The WHO’s epidemiological approaches have improved greatly over the years, even as they paint an increasingly grim picture of the TB epidemic. The field’s inherent conservatism, which has unfortunately been reflected at the WHO, has held back the adoption of new treatment options. Greater efforts are needed to integrate TB prevention and care more broadly in primary health care systems.

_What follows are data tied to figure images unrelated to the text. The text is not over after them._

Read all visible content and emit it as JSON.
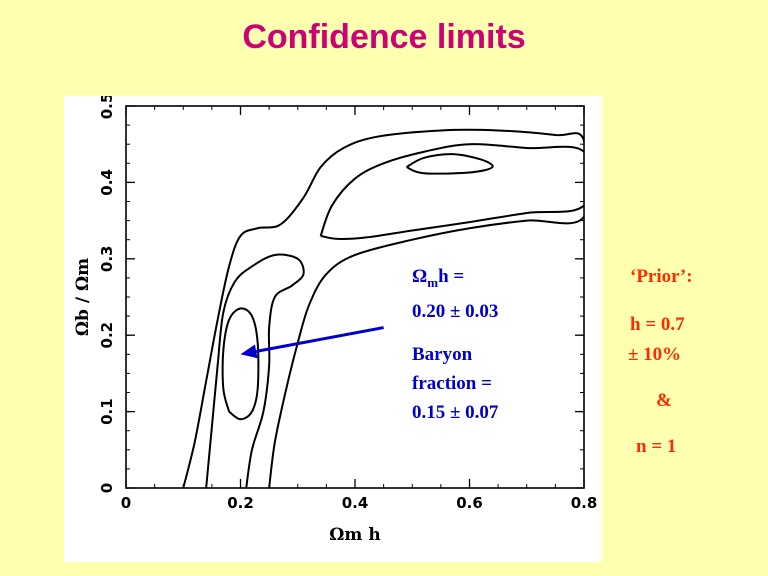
{
  "slide": {
    "title": "Confidence limits"
  },
  "annotation": {
    "line1": "Ω",
    "line1_sub": "m",
    "line1_rest": "h =",
    "line2": "0.20 ± 0.03",
    "line3": "Baryon",
    "line4": "fraction =",
    "line5": "0.15 ± 0.07"
  },
  "sidebar": {
    "prior_label": "‘Prior’:",
    "h_value": "h = 0.7",
    "h_error": "± 10%",
    "amp": "&",
    "n_value": "n = 1"
  },
  "colors": {
    "background": "#FFFFB0",
    "title": "#CC0077",
    "annotation": "#0000CC",
    "prior": "#FF2A00",
    "arrow": "#0000CC"
  },
  "chart_data": {
    "type": "contour",
    "xlabel": "Ωm h",
    "ylabel": "Ωb / Ωm",
    "xlim": [
      0,
      0.8
    ],
    "ylim": [
      0,
      0.5
    ],
    "x_ticks": [
      "0",
      "0.2",
      "0.4",
      "0.6",
      "0.8"
    ],
    "y_ticks": [
      "0",
      "0.1",
      "0.2",
      "0.3",
      "0.4",
      "0.5"
    ],
    "x_tick_values": [
      0,
      0.2,
      0.4,
      0.6,
      0.8
    ],
    "y_tick_values": [
      0,
      0.1,
      0.2,
      0.3,
      0.4,
      0.5
    ],
    "grid": false,
    "contours": [
      {
        "name": "inner-left-1sigma",
        "points": [
          [
            0.18,
            0.1
          ],
          [
            0.17,
            0.13
          ],
          [
            0.17,
            0.18
          ],
          [
            0.18,
            0.22
          ],
          [
            0.2,
            0.235
          ],
          [
            0.22,
            0.225
          ],
          [
            0.23,
            0.19
          ],
          [
            0.23,
            0.13
          ],
          [
            0.22,
            0.1
          ],
          [
            0.2,
            0.09
          ],
          [
            0.18,
            0.1
          ]
        ]
      },
      {
        "name": "inner-right-1sigma",
        "points": [
          [
            0.49,
            0.42
          ],
          [
            0.52,
            0.432
          ],
          [
            0.57,
            0.437
          ],
          [
            0.62,
            0.43
          ],
          [
            0.64,
            0.42
          ],
          [
            0.6,
            0.413
          ],
          [
            0.52,
            0.412
          ],
          [
            0.49,
            0.42
          ]
        ]
      },
      {
        "name": "mid-left-2sigma",
        "points": [
          [
            0.14,
            0.0
          ],
          [
            0.15,
            0.08
          ],
          [
            0.16,
            0.16
          ],
          [
            0.17,
            0.23
          ],
          [
            0.19,
            0.27
          ],
          [
            0.22,
            0.29
          ],
          [
            0.26,
            0.305
          ],
          [
            0.3,
            0.3
          ],
          [
            0.31,
            0.28
          ],
          [
            0.29,
            0.265
          ],
          [
            0.26,
            0.25
          ],
          [
            0.25,
            0.21
          ],
          [
            0.25,
            0.16
          ],
          [
            0.24,
            0.1
          ],
          [
            0.22,
            0.05
          ],
          [
            0.21,
            0.0
          ]
        ]
      },
      {
        "name": "mid-right-2sigma",
        "points": [
          [
            0.34,
            0.33
          ],
          [
            0.36,
            0.37
          ],
          [
            0.4,
            0.405
          ],
          [
            0.45,
            0.425
          ],
          [
            0.52,
            0.44
          ],
          [
            0.6,
            0.45
          ],
          [
            0.7,
            0.445
          ],
          [
            0.8,
            0.44
          ],
          [
            0.8,
            0.37
          ],
          [
            0.7,
            0.36
          ],
          [
            0.6,
            0.348
          ],
          [
            0.5,
            0.337
          ],
          [
            0.42,
            0.328
          ],
          [
            0.37,
            0.326
          ],
          [
            0.34,
            0.33
          ]
        ]
      },
      {
        "name": "outer-3sigma",
        "points": [
          [
            0.1,
            0.0
          ],
          [
            0.12,
            0.06
          ],
          [
            0.14,
            0.14
          ],
          [
            0.16,
            0.22
          ],
          [
            0.18,
            0.29
          ],
          [
            0.2,
            0.33
          ],
          [
            0.23,
            0.34
          ],
          [
            0.27,
            0.345
          ],
          [
            0.31,
            0.38
          ],
          [
            0.34,
            0.42
          ],
          [
            0.38,
            0.445
          ],
          [
            0.44,
            0.46
          ],
          [
            0.55,
            0.468
          ],
          [
            0.65,
            0.468
          ],
          [
            0.75,
            0.462
          ],
          [
            0.8,
            0.455
          ],
          [
            0.8,
            0.355
          ],
          [
            0.7,
            0.35
          ],
          [
            0.6,
            0.34
          ],
          [
            0.5,
            0.325
          ],
          [
            0.4,
            0.305
          ],
          [
            0.35,
            0.28
          ],
          [
            0.32,
            0.24
          ],
          [
            0.3,
            0.19
          ],
          [
            0.28,
            0.13
          ],
          [
            0.26,
            0.06
          ],
          [
            0.25,
            0.0
          ]
        ]
      }
    ],
    "arrow": {
      "from": [
        0.45,
        0.21
      ],
      "to": [
        0.2,
        0.175
      ]
    }
  }
}
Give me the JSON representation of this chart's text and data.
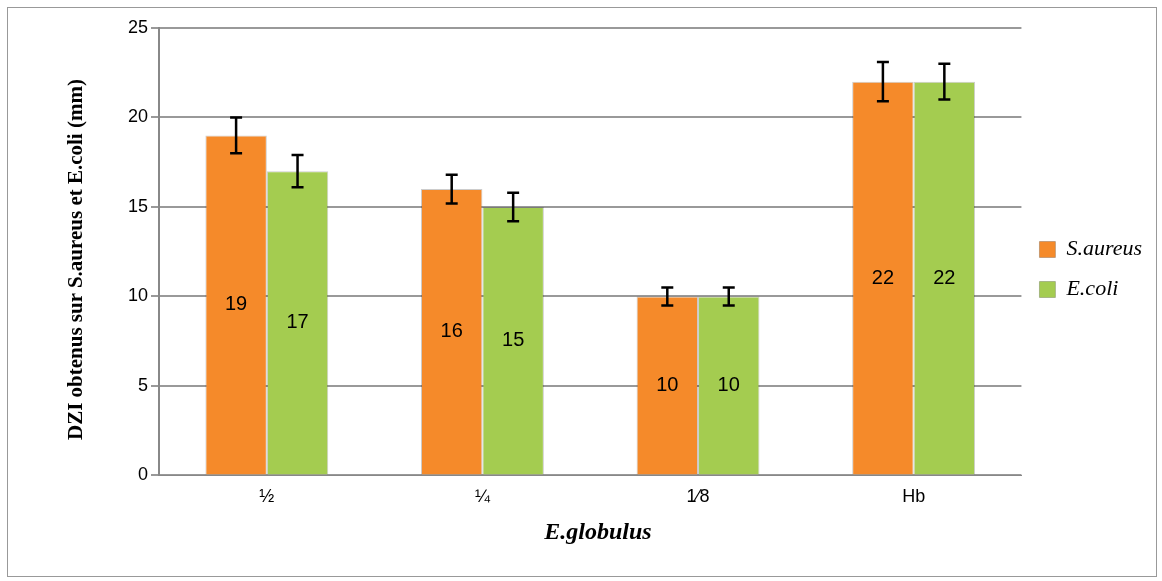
{
  "chart_data": {
    "type": "bar",
    "categories": [
      "½",
      "¼",
      "1⁄8",
      "Hb"
    ],
    "series": [
      {
        "name": "S.aureus",
        "color": "#f58a2a",
        "values": [
          19,
          16,
          10,
          22
        ],
        "errors": [
          1,
          0.8,
          0.5,
          1.1
        ]
      },
      {
        "name": "E.coli",
        "color": "#a4cc50",
        "values": [
          17,
          15,
          10,
          22
        ],
        "errors": [
          0.9,
          0.8,
          0.5,
          1
        ]
      }
    ],
    "xlabel": "E.globulus",
    "ylabel": "DZI  obtenus sur S.aureus et E.coli (mm)",
    "ylim": [
      0,
      25
    ],
    "yticks": [
      0,
      5,
      10,
      15,
      20,
      25
    ],
    "grid": "y",
    "legend": "right",
    "data_labels": true
  }
}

With an estimated 4 million undetected TB cases each year worldwide and stagnation on reducing TB incidence, and with TB having once again become the leading infectious killer globally, there is a lot of unfinished business for the WHO TB program. With unprecedented opportunities to raise high-level political will to fight TB (thanks in part to Mario’s work), leaders in the fight against TB must make sure they seize the political moment provided by the recent Moscow Ministerial Conference and next year’s United Nations General Assembly special session on TB. So while this is an exciting and promising time for TB, it is also a dangerous time. Political leaders need to be convinced that substantial progress against TB is possible in the coming five years.

The WHO’s new leadership must galvanize political will, community, and research and promote scale-up of the interventions that we know work, from preventive therapy to bedaquiline. The BRICS TB research network, launched in Moscow, provides a new framework for new investment by middle-income, high-TB-burdened countries, to accelerate research towards ending TB, and that WHO is well-positioned to help drive and catalyze broader involvement in these efforts by member states.

TAG welcomes the appointment of Dr. Haileyesus Getahun as acting director of the WHO Global TB Program. I had the pleasure of first working with Haile on the first-ever TB/HIV collaborative policies back in 2003, and I urge him to bring to this role the same spirit of solidarity and ambition he brought to developing those pivotal policies 14 years ago. More than ever, the world needs leadership against TB that is change oriented, promotes equity and innovation, and understands the needs of people living in affected communities. TAG stands ready to work with Haileyesus and his colleagues to move this work forward.”